According to the author, the nazi psychiatrists, who actually
showed hitler how mass murder could be carried out cheaply and
efficiently on an industrial scale, were merely guilty of
"allowing philosophical constructs to define clinical practice,
focusing exclusively on preventative medicine, allowing political
pressures to influence practice, blurring the roles of clinicians
and researchers, and falsely believing that good science and good
ethics always co-exist."
Apparently these crimes were errors of clinical and philosophical
judgement, not symptomatic of any kind of character shortcomings
or psychopathologies on the part of the psychiatrists.
That this explanation seems adequate to the author raises the
question of whether he may be suffering from the same affliction
as the objects of his study: a lack of what their victims
might have referred to as a "moral compass" and a need to simulate
a rough approximation of human empathy and insight by hacking them
out of some kind of behavioral rule book. The notion of a cold
blooded mass murderer evaluating philosophical constructs, political
pressures and clinical strategies in the course of pursuing his
chosen vocation is certainly not likely to satisfy those seeking
a deeper understanding of what the hell was wrong with these people.

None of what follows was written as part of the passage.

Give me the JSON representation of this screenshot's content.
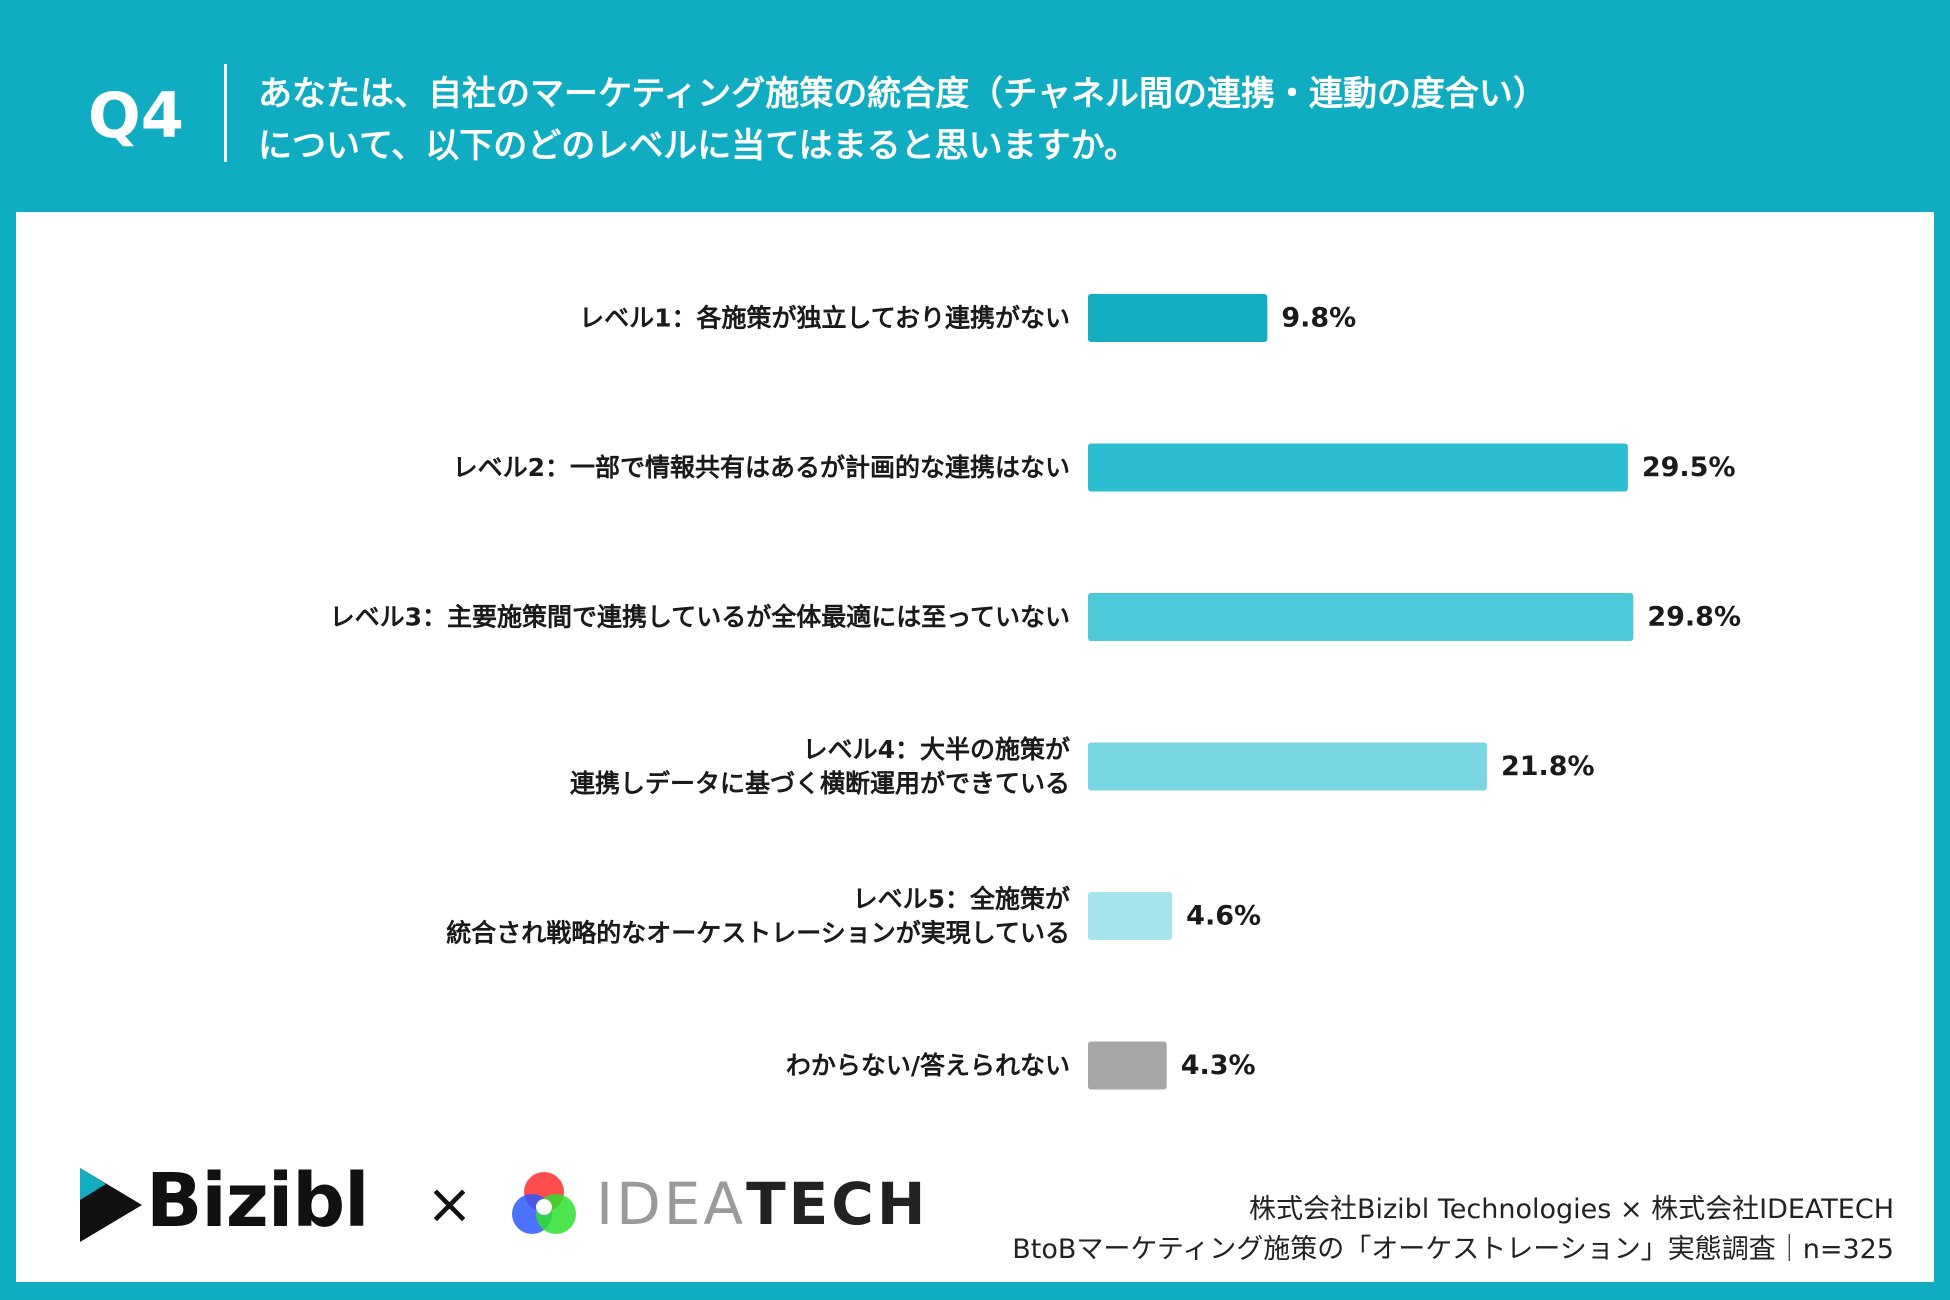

The author's silence on the psychological motivations of the
perpetrators is especially deafening given that it's no secret that
schools of clinical psychology and psychiatry are magnets for
emotionally troubled people (Psychology Today, July/August 1997,
http://www.findarticles.com/p/articles/mi_m1175/is_n4_v30/ai_19571456)
among which are certainly both "classic" and "compensatory"
narcissists often found in the medical professions.
http://www.ptypes.com/narcissisticpd.html
http://www.ptypes.com/compensatory-narpd.html
Overlooking this fundamental insight puts vulnerable patients at needless risk.
That this article could be provided to a public audience with an
invitation to distribute freely is also symptomatic of an amazing
lack of foresight, not to mention insight, on the part of the
editors. The blind leading the wounded.